Saturday, May 19, 2007

make a left at albuquerque

so, it's been about a year. a year since what you say? well, since i graduated from seminary. i went to seminary to really figure out what i wanted to do next in life. i also needed space to really weigh options while i furthered my education.

so, did i figure out what i want to do? sure. am i convinced that this is what i'll be doing for any substantial point in my life? not at all.

now, i don't feel like i'm on a road to nowhere. i've definitely got irons in the fire (speaking of irons, today is a golf tourney i usually play in. but not this year. it's been so long since i've had the clubs out. dang. need to at least get to a driving range or something. back to the story.) see, i'm teaching this weekend. which is a great thing. in fact, it's what i really want to do, teach @ the university level. throw in working with track athletes and it's pretty much where i hoped to be.

i guess i get the point where i feel like i'm spinning my wheels is that both of those previous two things are very part time. then, you mix in another part time teaching job. so, i'm busy doing things, as illustrated by recent posts. but it doesn't feel like i'm moving towards a goal. i don't have graduation or adulthood to look forward to, although i'm not sure i've ever really reached that latter one.

when i look @ it, i think i am moving forward. i have my foot in the door like i hoped, and am still hoping it leads to further opportunities to teach, and work. but, the whole part time nature still leaves you up in the air, thinking, "i hope i'm working next term." there are no guarantees, and looking @ my next term @ the j.c. level, no classes. that's only five weeks off, and i know that i will be subbing a 40 hour week in there, so it's really only four weeks of potentially not working. but, i won't know for another month or three if i've got any classes @ the university.

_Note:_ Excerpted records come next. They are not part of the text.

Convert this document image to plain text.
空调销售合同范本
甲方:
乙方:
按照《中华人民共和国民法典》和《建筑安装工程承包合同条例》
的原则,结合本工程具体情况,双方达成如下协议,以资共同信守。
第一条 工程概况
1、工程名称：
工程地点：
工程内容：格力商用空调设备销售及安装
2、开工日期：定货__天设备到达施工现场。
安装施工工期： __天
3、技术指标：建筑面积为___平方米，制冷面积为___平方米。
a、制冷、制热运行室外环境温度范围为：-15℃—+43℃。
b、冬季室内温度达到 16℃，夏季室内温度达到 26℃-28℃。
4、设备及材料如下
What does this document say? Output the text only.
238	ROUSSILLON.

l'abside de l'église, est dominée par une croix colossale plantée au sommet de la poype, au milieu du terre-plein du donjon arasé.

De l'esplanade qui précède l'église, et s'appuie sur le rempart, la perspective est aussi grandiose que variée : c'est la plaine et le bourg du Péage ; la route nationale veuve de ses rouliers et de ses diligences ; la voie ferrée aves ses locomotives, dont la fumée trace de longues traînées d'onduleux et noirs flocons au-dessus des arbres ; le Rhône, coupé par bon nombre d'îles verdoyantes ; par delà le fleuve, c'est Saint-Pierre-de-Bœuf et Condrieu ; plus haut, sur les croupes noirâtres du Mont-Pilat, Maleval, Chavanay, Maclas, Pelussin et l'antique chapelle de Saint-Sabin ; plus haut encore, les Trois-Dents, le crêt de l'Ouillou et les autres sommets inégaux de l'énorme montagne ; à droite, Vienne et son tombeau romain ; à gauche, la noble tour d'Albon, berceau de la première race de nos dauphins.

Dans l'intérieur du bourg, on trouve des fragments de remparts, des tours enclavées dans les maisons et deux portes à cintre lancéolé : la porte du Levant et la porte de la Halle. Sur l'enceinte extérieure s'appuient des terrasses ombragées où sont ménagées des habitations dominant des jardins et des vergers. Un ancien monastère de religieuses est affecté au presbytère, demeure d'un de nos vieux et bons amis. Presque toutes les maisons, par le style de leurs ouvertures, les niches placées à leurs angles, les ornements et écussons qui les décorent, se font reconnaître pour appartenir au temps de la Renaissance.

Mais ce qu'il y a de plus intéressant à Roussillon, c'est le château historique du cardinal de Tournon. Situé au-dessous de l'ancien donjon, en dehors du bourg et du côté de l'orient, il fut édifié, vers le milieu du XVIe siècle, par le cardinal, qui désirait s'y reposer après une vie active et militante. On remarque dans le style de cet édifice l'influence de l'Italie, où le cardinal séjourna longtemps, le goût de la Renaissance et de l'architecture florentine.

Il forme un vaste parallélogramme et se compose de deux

then, mix in working with a church. now, i'm not in any sort of vocational position or opportunity right now. but, i have had a chance recently to speak more, be more involved in the things we're doing right now, to give some more leadership. and you, it feels good. it feels right at points. but it's not anywhere close to a job, and i'm pretty sure that it shouldn't be.

i don't know where i'm going with all this. i know that it's saturday morning @ 7:45 a.m., and i've got to finish getting ready for my class today. 8:30 start. looks like we'll do a working lunch, and stuff never quite goes as long as it should, so i hope to be done by 4 at the latest (if not maybe 3:30!). this class is interesting for many reasons, and one is that i'm team teaching it with the dean of my department. no pressure like working with the guy that controls your job.

anyhow, thanks for letting me throw this all out there. wait a minute, why am i thanking you? this is my blog. shoot, you should thank me for giving you all insight into what i'm thinking.


wink wink

5 comments:

Unknown said...

You desere better than comment spam for that kind of soul-baring. I'm listening, Ed, and I feel your pain. Uncertainty. It's a biotch.

edluv said...

ha ha, i deleted that comment now.

Adam said...

I'm not commenting to do much more than say, "Yup." You know what you're doing and if you're ever unhappy with what you're doing, I trust you'll do something about it.

Oh, and thanks for the insight.

edluv said...

yeah, not too much really for people to comment on.

and, i do hope it doesn't read like i'm unhappy with what i'm doing. although, it's weird being back in the working career thing (sort of). you, know, when you're in school, you're moving towards a goal (education & career). now, that i'm done with school for now, i'm just working. and, my goal is still to get into the career i want. which will probably mean more school @ some point. but, whatever.

Adam said...

No, it doesn't read like unhappiness. It reads more like, you're at that point where all the arbitrary structure of our youth falls away and you're on your own. I don't think anyone should be unhappy about that.